Both FIFA and UEFA have studied this problem. In general, they report overall injury rates differ little, but do find some specific differences like more lacerations in men playing on artificial turf. Men also had more foot, ankle, ligament, and cartilage injuries on artificial turf. Females, on the other hand, had lower rates of ligament and cartilage injury on artificial turf.
Muscle-tendon injury was lower on artificial turf in another project.

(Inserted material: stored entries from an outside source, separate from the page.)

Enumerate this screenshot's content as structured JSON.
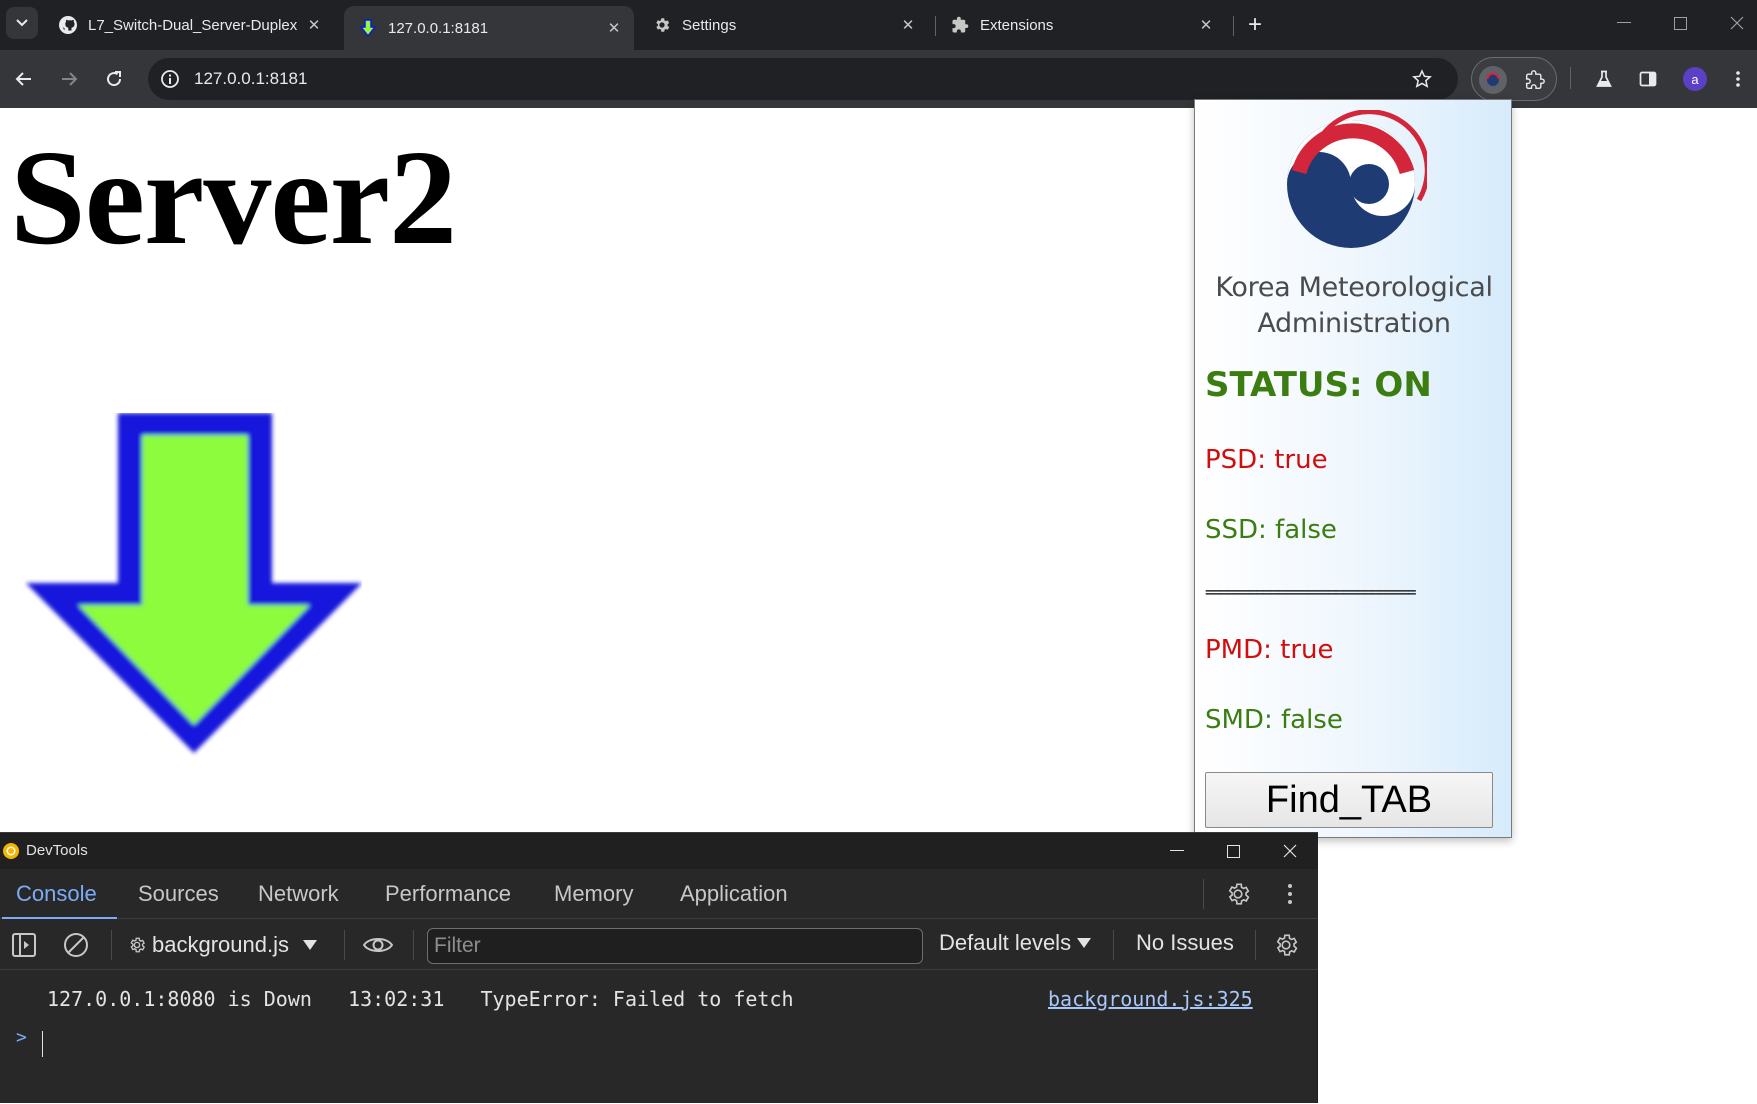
{
  "browser": {
    "tabs": [
      {
        "title": "L7_Switch-Dual_Server-Duplex",
        "favicon": "github-icon",
        "active": false
      },
      {
        "title": "127.0.0.1:8181",
        "favicon": "green-down-arrow-icon",
        "active": true
      },
      {
        "title": "Settings",
        "favicon": "gear-icon",
        "active": false
      },
      {
        "title": "Extensions",
        "favicon": "puzzle-icon",
        "active": false
      }
    ],
    "address": "127.0.0.1:8181",
    "profile_initial": "a"
  },
  "page": {
    "heading": "Server2",
    "arrow_colors": {
      "fill": "#8cfc3c",
      "outline": "#1414dc"
    }
  },
  "popup": {
    "org_line1": "Korea Meteorological",
    "org_line2": "Administration",
    "status": "STATUS: ON",
    "psd": "PSD: true",
    "ssd": "SSD: false",
    "divider": "=============================",
    "pmd": "PMD: true",
    "smd": "SMD: false",
    "button": "Find_TAB",
    "colors": {
      "on": "#3b7d11",
      "true_value": "#d10e0e",
      "false_value": "#3b7d11"
    }
  },
  "devtools": {
    "title": "DevTools",
    "tabs": [
      "Console",
      "Sources",
      "Network",
      "Performance",
      "Memory",
      "Application"
    ],
    "active_tab": "Console",
    "context": "background.js",
    "filter_placeholder": "Filter",
    "levels": "Default levels",
    "issues": "No Issues",
    "log": {
      "message": "127.0.0.1:8080 is Down   13:02:31   TypeError: Failed to fetch",
      "source": "background.js:325"
    },
    "prompt": ">"
  }
}
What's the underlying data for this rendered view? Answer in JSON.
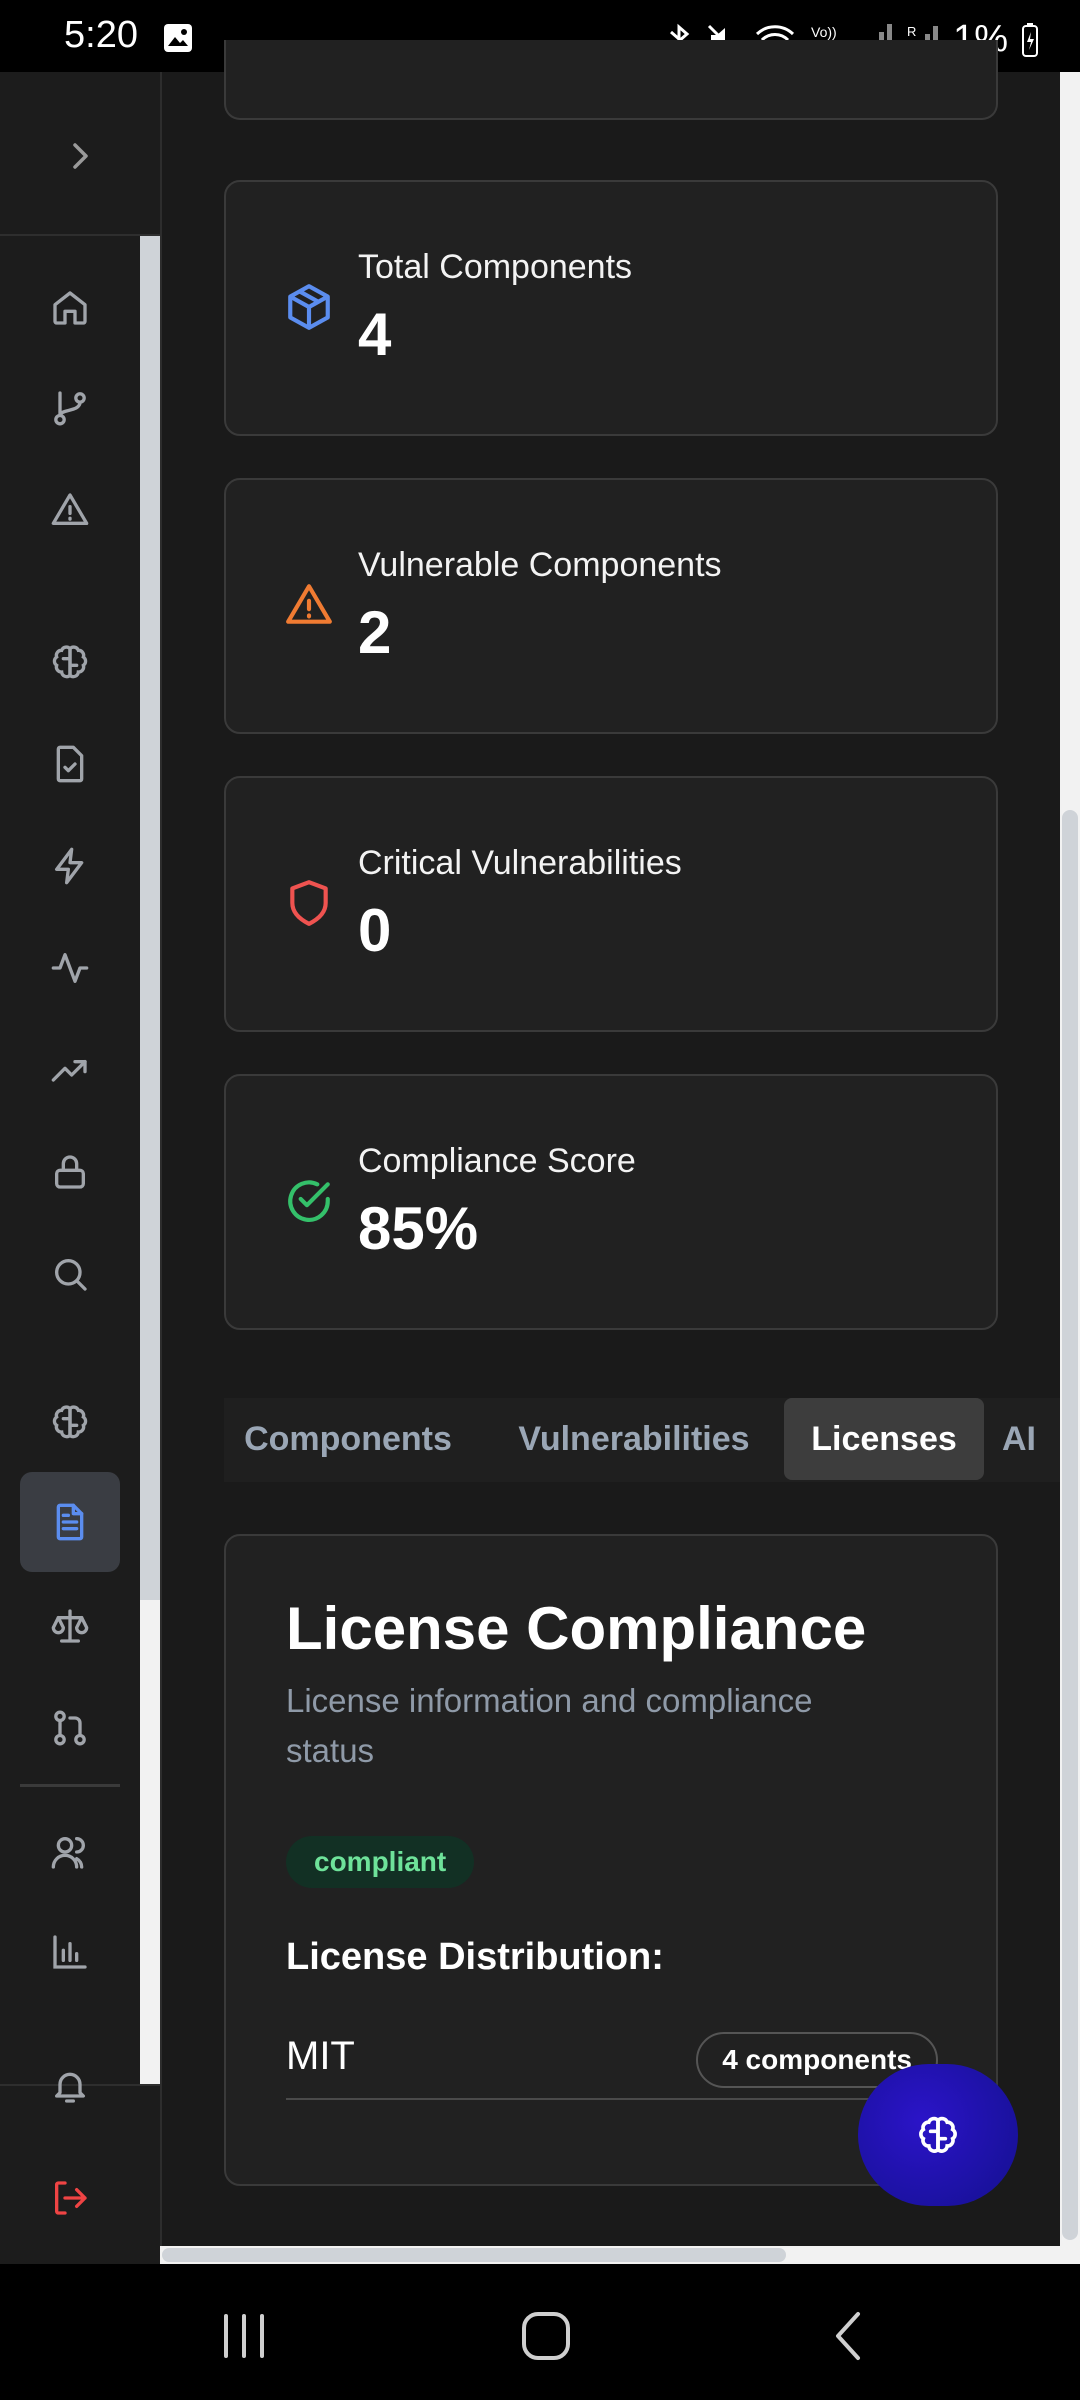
{
  "status_bar": {
    "time": "5:20",
    "battery": "1%"
  },
  "stats": [
    {
      "label": "Total Components",
      "value": "4",
      "icon": "cube-icon",
      "color": "#5b8def"
    },
    {
      "label": "Vulnerable Components",
      "value": "2",
      "icon": "warning-icon",
      "color": "#f07b32"
    },
    {
      "label": "Critical Vulnerabilities",
      "value": "0",
      "icon": "shield-icon",
      "color": "#ef5350"
    },
    {
      "label": "Compliance Score",
      "value": "85%",
      "icon": "check-circle-icon",
      "color": "#34c06a"
    }
  ],
  "tabs": [
    {
      "label": "Components",
      "active": false
    },
    {
      "label": "Vulnerabilities",
      "active": false
    },
    {
      "label": "Licenses",
      "active": true
    },
    {
      "label": "AI",
      "active": false
    }
  ],
  "license": {
    "title": "License Compliance",
    "subtitle": "License information and compliance status",
    "status_badge": "compliant",
    "distribution_title": "License Distribution:",
    "rows": [
      {
        "name": "MIT",
        "count": "4 components"
      }
    ]
  },
  "sidebar": {
    "items": [
      "home-icon",
      "git-branch-icon",
      "alert-triangle-icon",
      "brain-icon",
      "file-check-icon",
      "zap-icon",
      "activity-icon",
      "trending-up-icon",
      "lock-icon",
      "search-icon",
      "brain-icon",
      "file-text-icon",
      "scale-icon",
      "git-pull-request-icon",
      "users-icon",
      "bar-chart-icon",
      "bell-icon",
      "logout-icon"
    ],
    "active": "file-text-icon"
  }
}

Injury rates on 16-year old and younger players were not different between surfaces. In Iceland, overuse injuries were more common on artificial turf than grass.
And unless things have changed recently, the only artificial turf approved by FIFA for international competition is Field Turf.
Confused? You should be. That’s the nature of the research process. One project is done one way and someone else sees a hole in that project and conducts their own study. Once published, others may question how previous studies defined their terms, or analyzed the data, or neglected selected interactions or confounding variables (e.g. in researching this article, I’d never thought of a variable that quantifies how much a stadium roof was open).
For example, I’ve wondered about how to catalogue the data according to home or away. When you are the visiting team, you are on a different surface. The team that trains on grass and plays on grass may have more injuries away on turf because the players aren’t used to the turf.
Conversely, the team that trains and plays on artificial turf at home may have more injuries away on grass for the same reason. The result may well be no difference in overall injuries between the two surfaces.
All in all, the jury is still out on whether the injury rate or the patterns of injuries on artificial turn vs. grass truly are different. Wish I had the answer.